The above example is for reference only. The specific definitions are subject to the International Financial Reporting Standards 10 (IFRS 10) – Consolidated Financial Statements annexed to dispatch no. 44/2020 issued by the Secretary for Economy and Finance.
- Other individuals or groups that have properly organised accounts and are classified as Group A Taxpayer by submitting a declaration by 31st December of the taxable year; but if the business starts in the last quarter of the year, the submission of the relevant declaration may be postponed to 31st January of the following year.
Taxpayers who are not classified as Group A are classified as Group B taxpayers.

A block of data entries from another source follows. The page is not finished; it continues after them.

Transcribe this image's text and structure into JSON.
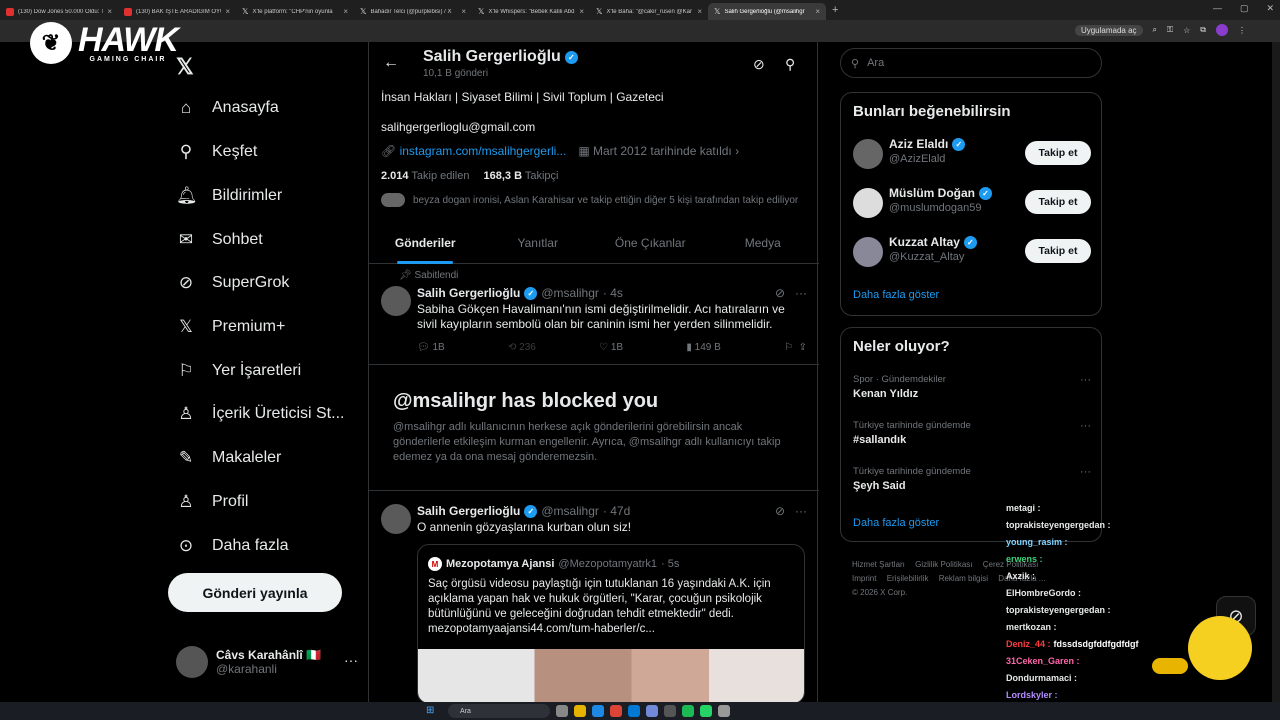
{
  "browser": {
    "tabs": [
      {
        "title": "(130) Dow Jones 50.000 Oldu: T"
      },
      {
        "title": "(130) BAK İŞTE ARADIĞIM OYUN"
      },
      {
        "title": "X'te platform: \"CHP'nin oyunla"
      },
      {
        "title": "Bahadır Telci (@purplebisi) / X"
      },
      {
        "title": "X'te Whispers: \"Bebek Katili Abd"
      },
      {
        "title": "X'te Baha: \"@cakir_rusen @Kar"
      },
      {
        "title": "Salih Gergerlioğlu (@msalihgr"
      }
    ],
    "new_tab": "+",
    "app_pill": "Uygulamada aç"
  },
  "overlay": {
    "brand": "HAWK",
    "brand_sub": "GAMING CHAIR"
  },
  "nav": {
    "items": [
      {
        "label": "Anasayfa",
        "icon": "home-icon"
      },
      {
        "label": "Keşfet",
        "icon": "search-icon"
      },
      {
        "label": "Bildirimler",
        "icon": "bell-icon"
      },
      {
        "label": "Sohbet",
        "icon": "mail-icon"
      },
      {
        "label": "SuperGrok",
        "icon": "grok-icon"
      },
      {
        "label": "Premium+",
        "icon": "x-icon"
      },
      {
        "label": "Yer İşaretleri",
        "icon": "bookmark-icon"
      },
      {
        "label": "İçerik Üreticisi St...",
        "icon": "creator-icon"
      },
      {
        "label": "Makaleler",
        "icon": "articles-icon"
      },
      {
        "label": "Profil",
        "icon": "person-icon"
      },
      {
        "label": "Daha fazla",
        "icon": "more-circle-icon"
      }
    ],
    "post_button": "Gönderi yayınla",
    "account": {
      "name": "Câvs Karahânlî 🇮🇹",
      "handle": "@karahanli"
    }
  },
  "profile": {
    "name": "Salih Gergerlioğlu",
    "post_count": "10,1 B gönderi",
    "bio": "İnsan Hakları | Siyaset Bilimi | Sivil Toplum | Gazeteci",
    "email": "salihgergerlioglu@gmail.com",
    "link": "instagram.com/msalihgergerli...",
    "joined": "Mart 2012 tarihinde katıldı",
    "following_count": "2.014",
    "following_label": "Takip edilen",
    "followers_count": "168,3 B",
    "followers_label": "Takipçi",
    "mutual": "beyza dogan ironisi, Aslan Karahisar ve takip ettiğin diğer 5 kişi tarafından takip ediliyor"
  },
  "tabs": [
    "Gönderiler",
    "Yanıtlar",
    "Öne Çıkanlar",
    "Medya"
  ],
  "tweets": [
    {
      "pinned_label": "Sabitlendi",
      "name": "Salih Gergerlioğlu",
      "handle": "@msalihgr",
      "time": "· 4s",
      "text": "Sabiha Gökçen Havalimanı'nın ismi değiştirilmelidir. Acı hatıraların ve sivil kayıpların sembolü olan bir caninin ismi her yerden silinmelidir.",
      "replies": "1B",
      "retweets": "236",
      "likes": "1B",
      "views": "149 B"
    },
    {
      "name": "Salih Gergerlioğlu",
      "handle": "@msalihgr",
      "time": "· 47d",
      "text": "O annenin gözyaşlarına kurban olun siz!"
    }
  ],
  "blocked": {
    "title": "@msalihgr has blocked you",
    "text": "@msalihgr adlı kullanıcının herkese açık gönderilerini görebilirsin ancak gönderilerle etkileşim kurman engellenir. Ayrıca, @msalihgr adlı kullanıcıyı takip edemez ya da ona mesaj gönderemezsin."
  },
  "quote": {
    "name": "Mezopotamya Ajansi",
    "handle": "@Mezopotamyatrk1",
    "time": "· 5s",
    "text": "Saç örgüsü videosu paylaştığı için tutuklanan 16 yaşındaki A.K. için açıklama yapan hak ve hukuk örgütleri, \"Karar, çocuğun psikolojik bütünlüğünü ve geleceğini doğrudan tehdit etmektedir\" dedi. mezopotamyaajansi44.com/tum-haberler/c..."
  },
  "right": {
    "search_placeholder": "Ara",
    "suggest_title": "Bunları beğenebilirsin",
    "suggestions": [
      {
        "name": "Aziz Elaldı",
        "handle": "@AzizElald",
        "button": "Takip et"
      },
      {
        "name": "Müslüm Doğan",
        "handle": "@muslumdogan59",
        "button": "Takip et"
      },
      {
        "name": "Kuzzat Altay",
        "handle": "@Kuzzat_Altay",
        "button": "Takip et"
      }
    ],
    "show_more": "Daha fazla göster",
    "trends_title": "Neler oluyor?",
    "trends": [
      {
        "context": "Spor · Gündemdekiler",
        "name": "Kenan Yıldız"
      },
      {
        "context": "Türkiye tarihinde gündemde",
        "name": "#sallandık"
      },
      {
        "context": "Türkiye tarihinde gündemde",
        "name": "Şeyh Said"
      }
    ],
    "footer": [
      "Hizmet Şartları",
      "Gizlilik Politikası",
      "Çerez Politikası",
      "Imprint",
      "Erişilebilirlik",
      "Reklam bilgisi",
      "Daha fazla ...",
      "© 2026 X Corp."
    ]
  },
  "chat": [
    {
      "user": "metagi :",
      "color": "#ffffff"
    },
    {
      "user": "toprakisteyengergedan :",
      "color": "#ffffff"
    },
    {
      "user": "young_rasim :",
      "color": "#7fd3ff"
    },
    {
      "user": "erwens :",
      "color": "#3fd17a"
    },
    {
      "user": "Axzik :",
      "color": "#ffffff"
    },
    {
      "user": "ElHombreGordo :",
      "color": "#ffffff"
    },
    {
      "user": "toprakisteyengergedan :",
      "color": "#ffffff"
    },
    {
      "user": "mertkozan :",
      "color": "#ffffff"
    },
    {
      "user": "Deniz_44 :",
      "color": "#ff3b3b",
      "msg": "fdssdsdgfddfgdfdgf"
    },
    {
      "user": "31Ceken_Garen :",
      "color": "#ff66aa"
    },
    {
      "user": "Dondurmamaci :",
      "color": "#ffffff"
    },
    {
      "user": "Lordskyler :",
      "color": "#b38cff"
    }
  ],
  "taskbar": {
    "search": "Ara"
  }
}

Generally, they are small, medium and micro-sized enterprises without a formal accounting system, and the Financial Services Bureau assesses their annual income as the basis for taxation.
A reminder from IPIM: Group A taxpayers must report the previous year’s income through a certified practising accountant between April and June every year, and Group B taxpayers must submit the M/1 Annual Income Declaration between February and March every year to declare the previous year’s income.
19.After setting up a company in Macao (as a director, member of the management or technician), can a non-Macao resident automatically be recognised as a legal member of the labour force?
If a non-Macao resident wishes to work in Macao, he/she must submit an employment permit application to the Labour Affairs Bureau as an employer through a company registered in Macao in accordance with Law No. 21/2009 – the Law on Employment of Non-Resident Workers. If the employment permit application is approved, the employer or its agent must go to the Public Security Police Force to apply for the “Authorisation to Stay for Non-resident Workers”, and the employed person can work in Macao only after the authorisation is granted.
The relevant application can be handled by employers or employers’ representatives at the Non-resident Workers Employment Department of the Labour Affairs Bureau, located on the 9th floor of Edifício Long Cheng, 614A-640, Avenida do Dr. Rodrigo Rodrigues, Macao. After the application has been processed and approved, the employed non-local workers must go to the Public Security Police Force of Macao to apply for the Non-resident Worker’s Identification Card (also known as “Non-resident Worker’s Card”) before they are allowed to work in Macao.
A reminder from IPIM: Investors should pay special attention to the fact that non-local residents will not automatically obtain the legal status to work in Macao after establishing a company in Macao as a shareholder or director.
20.Can investors from Mainland China apply Business Visit Endorsements for multiple trips to Macao at the relevant departments in Mainland China based on the establishment of company(-ies) in Macao?
The endorsements for mainland investors to travel to and from Macao are issued by the competent authorities in Mainland China in accordance with relevant regulations.